The crucial element in Zalewski’s design for a robot army is the use of the spiders and crawlers that continually scour the Web. Relying on the need for search engines to have a continually up-to-date and complete index of the Web’s content, this worm deployment system expects that spiders and search engines will aggressively scour the Web.

This particular request is an attempt to use a Web-based mail script to send mail from an unauthorized user, but demonstrates the construction of a malicious URL. This provides the first component in the recipe for building a robot army.

The second element is the use of malicious requests as the attack against a Web site. Commands to execute on the server lie within requests. These can include database commands, networking operations such as ICMP echo requests (“ping”), and shell commands. These occur as a result of vulnerable Web applications, typically found in the CGI (common gateway interface) scripts on a Web site.

In his paper, Zalewski discusses several possible defenses. Chief among them is the use of the file “robots.txt.” This file is a directive to the bots and crawlers for directories or files not to index. This is not a fully effective solution because not all bots and spiders respect the directives in this file, due to the dynamic content, but these directories should not be indexed by search engines. As a backup measure, restricted access to those directories could be instituted, blocking known spiders and agents from accessing that directory. Leroy Merlin

The second line of defense is to keep up to date with current software and bug fixes. However, this is not always possible, and using popular search engines can reveal the prevalence of insecure Web applications.
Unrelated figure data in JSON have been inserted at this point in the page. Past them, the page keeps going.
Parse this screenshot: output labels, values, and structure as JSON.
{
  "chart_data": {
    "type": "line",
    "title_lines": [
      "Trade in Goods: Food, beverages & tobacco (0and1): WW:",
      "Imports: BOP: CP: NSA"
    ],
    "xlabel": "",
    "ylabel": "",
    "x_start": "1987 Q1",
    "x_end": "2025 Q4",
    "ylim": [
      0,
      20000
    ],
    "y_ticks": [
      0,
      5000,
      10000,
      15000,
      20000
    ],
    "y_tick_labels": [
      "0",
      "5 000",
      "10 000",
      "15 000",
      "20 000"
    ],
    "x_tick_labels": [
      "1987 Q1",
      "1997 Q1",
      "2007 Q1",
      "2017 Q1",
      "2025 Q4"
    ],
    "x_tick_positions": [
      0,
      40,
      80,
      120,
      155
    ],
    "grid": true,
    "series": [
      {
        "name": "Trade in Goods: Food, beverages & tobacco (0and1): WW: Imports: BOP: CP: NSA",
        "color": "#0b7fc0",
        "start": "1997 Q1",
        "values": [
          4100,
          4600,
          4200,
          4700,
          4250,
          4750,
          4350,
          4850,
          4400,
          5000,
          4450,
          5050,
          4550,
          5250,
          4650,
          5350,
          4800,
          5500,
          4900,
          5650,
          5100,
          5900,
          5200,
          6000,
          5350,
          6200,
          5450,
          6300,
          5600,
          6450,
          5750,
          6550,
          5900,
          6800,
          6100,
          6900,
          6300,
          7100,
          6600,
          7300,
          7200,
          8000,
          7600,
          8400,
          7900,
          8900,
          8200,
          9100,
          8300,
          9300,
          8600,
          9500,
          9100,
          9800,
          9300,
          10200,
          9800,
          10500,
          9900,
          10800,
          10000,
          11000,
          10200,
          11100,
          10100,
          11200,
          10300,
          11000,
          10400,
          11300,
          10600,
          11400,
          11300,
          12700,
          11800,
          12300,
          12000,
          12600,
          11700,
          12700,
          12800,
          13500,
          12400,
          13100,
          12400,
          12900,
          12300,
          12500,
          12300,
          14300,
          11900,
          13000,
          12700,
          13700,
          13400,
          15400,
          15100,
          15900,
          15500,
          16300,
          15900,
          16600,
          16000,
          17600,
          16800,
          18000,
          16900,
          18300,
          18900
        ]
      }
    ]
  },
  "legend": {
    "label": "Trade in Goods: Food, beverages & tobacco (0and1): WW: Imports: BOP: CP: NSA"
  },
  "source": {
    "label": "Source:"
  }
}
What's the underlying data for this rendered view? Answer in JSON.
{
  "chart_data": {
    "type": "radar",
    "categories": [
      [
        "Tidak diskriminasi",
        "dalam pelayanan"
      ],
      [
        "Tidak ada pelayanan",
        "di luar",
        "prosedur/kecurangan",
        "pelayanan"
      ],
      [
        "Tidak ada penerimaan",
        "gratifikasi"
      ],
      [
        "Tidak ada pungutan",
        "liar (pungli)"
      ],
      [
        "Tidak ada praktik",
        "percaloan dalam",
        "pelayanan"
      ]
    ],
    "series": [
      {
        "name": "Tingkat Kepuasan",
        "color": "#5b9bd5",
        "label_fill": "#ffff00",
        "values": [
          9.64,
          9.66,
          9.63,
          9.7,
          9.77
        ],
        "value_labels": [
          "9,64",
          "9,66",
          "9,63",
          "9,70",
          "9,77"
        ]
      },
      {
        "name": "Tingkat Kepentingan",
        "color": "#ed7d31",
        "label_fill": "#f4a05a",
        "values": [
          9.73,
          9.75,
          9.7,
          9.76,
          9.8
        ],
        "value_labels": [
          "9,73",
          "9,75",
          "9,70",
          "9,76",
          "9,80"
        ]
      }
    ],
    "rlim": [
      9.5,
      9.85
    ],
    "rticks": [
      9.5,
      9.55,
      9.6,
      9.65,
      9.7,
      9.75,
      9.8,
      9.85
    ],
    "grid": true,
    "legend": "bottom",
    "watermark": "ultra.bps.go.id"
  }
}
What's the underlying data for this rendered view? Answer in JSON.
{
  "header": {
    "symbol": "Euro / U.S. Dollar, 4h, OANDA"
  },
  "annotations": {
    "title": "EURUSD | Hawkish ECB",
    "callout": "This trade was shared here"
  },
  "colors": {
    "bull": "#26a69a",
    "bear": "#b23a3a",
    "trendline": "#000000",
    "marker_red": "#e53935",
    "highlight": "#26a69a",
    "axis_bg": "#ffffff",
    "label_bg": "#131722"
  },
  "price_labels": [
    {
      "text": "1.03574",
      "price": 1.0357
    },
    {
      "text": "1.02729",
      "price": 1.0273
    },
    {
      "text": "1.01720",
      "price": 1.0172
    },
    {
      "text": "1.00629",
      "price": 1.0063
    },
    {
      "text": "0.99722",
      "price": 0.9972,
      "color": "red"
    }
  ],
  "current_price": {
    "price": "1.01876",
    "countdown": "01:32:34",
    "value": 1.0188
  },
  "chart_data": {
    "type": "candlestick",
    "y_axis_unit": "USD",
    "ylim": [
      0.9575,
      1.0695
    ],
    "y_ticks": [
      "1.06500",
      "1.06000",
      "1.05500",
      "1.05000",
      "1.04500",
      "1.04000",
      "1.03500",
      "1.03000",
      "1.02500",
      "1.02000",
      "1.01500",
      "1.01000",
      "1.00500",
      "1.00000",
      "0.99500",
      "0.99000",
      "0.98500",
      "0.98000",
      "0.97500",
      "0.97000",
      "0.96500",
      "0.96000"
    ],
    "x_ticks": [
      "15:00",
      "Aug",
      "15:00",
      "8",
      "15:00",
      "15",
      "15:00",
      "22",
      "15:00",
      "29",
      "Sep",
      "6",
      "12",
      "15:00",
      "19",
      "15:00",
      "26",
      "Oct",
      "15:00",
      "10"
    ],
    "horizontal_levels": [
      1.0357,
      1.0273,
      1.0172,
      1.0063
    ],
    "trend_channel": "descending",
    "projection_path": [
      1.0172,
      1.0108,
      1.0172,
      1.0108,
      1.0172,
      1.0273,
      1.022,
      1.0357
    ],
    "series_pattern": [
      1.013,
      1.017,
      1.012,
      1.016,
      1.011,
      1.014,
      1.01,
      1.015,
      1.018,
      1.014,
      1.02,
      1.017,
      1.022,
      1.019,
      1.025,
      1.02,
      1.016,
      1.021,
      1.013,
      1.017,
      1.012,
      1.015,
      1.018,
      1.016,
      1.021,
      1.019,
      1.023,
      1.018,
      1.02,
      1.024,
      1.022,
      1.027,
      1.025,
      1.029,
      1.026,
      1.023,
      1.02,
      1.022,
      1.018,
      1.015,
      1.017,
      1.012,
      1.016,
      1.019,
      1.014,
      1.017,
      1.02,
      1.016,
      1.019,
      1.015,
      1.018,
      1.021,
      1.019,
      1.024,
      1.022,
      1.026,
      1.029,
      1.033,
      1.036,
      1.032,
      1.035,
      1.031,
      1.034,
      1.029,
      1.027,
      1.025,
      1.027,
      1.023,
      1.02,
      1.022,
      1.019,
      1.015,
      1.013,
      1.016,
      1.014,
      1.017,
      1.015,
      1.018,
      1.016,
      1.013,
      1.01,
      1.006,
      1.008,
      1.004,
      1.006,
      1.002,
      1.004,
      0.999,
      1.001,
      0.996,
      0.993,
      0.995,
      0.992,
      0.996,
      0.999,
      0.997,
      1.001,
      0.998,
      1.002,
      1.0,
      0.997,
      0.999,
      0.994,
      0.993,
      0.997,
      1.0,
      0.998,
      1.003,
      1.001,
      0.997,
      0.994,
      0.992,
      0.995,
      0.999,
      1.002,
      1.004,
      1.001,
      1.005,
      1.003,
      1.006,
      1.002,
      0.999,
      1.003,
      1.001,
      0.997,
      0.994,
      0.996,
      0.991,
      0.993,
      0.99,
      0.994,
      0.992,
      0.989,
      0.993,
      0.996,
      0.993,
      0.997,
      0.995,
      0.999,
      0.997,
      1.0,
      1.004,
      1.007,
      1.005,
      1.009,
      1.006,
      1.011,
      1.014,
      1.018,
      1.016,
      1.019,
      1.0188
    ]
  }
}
The first prediction he made was the use of zero-day exploits and multiple vector attacks. Zero-day attacks typically exploit vulnerabilities that are not widely known and have no remedies, such as patches. They are especially devastating for fast moving attackers as the community works to identify the attack method and then produce (and test) a patch. When used in a worm, which automates the cycles of target identification and attacks, the rate of spread will far outpace the speed with which defenses can be mustered.

The second of Skoudis’s predictions is the use of intrusion detection evasion techniques by worms. Several methods exist which dynamically alter the signatures of the attacks. These include the tool ADM mutate, developed by the hacker K2, that produces functionally equivalent attack code with randomized signatures.

Polymorphic traffic is used to evade signature matching intrusion detection engines. Because the main strategy of these products is to perform naive string comparisons between the rule sets and the payload of captured packets, by modifying the encoding of the packet data, that comparison will fail. Media Markt catalogo.

Already, multiple attack vector worms have been seen (such as Nimda and Ramen), and the Slapper worm utilized an exploit that had been kept private until the worm’s release. This caught many off guard in the community, forcing updates to software and a realization of the severity of the vulnerability that had previously been downplayed.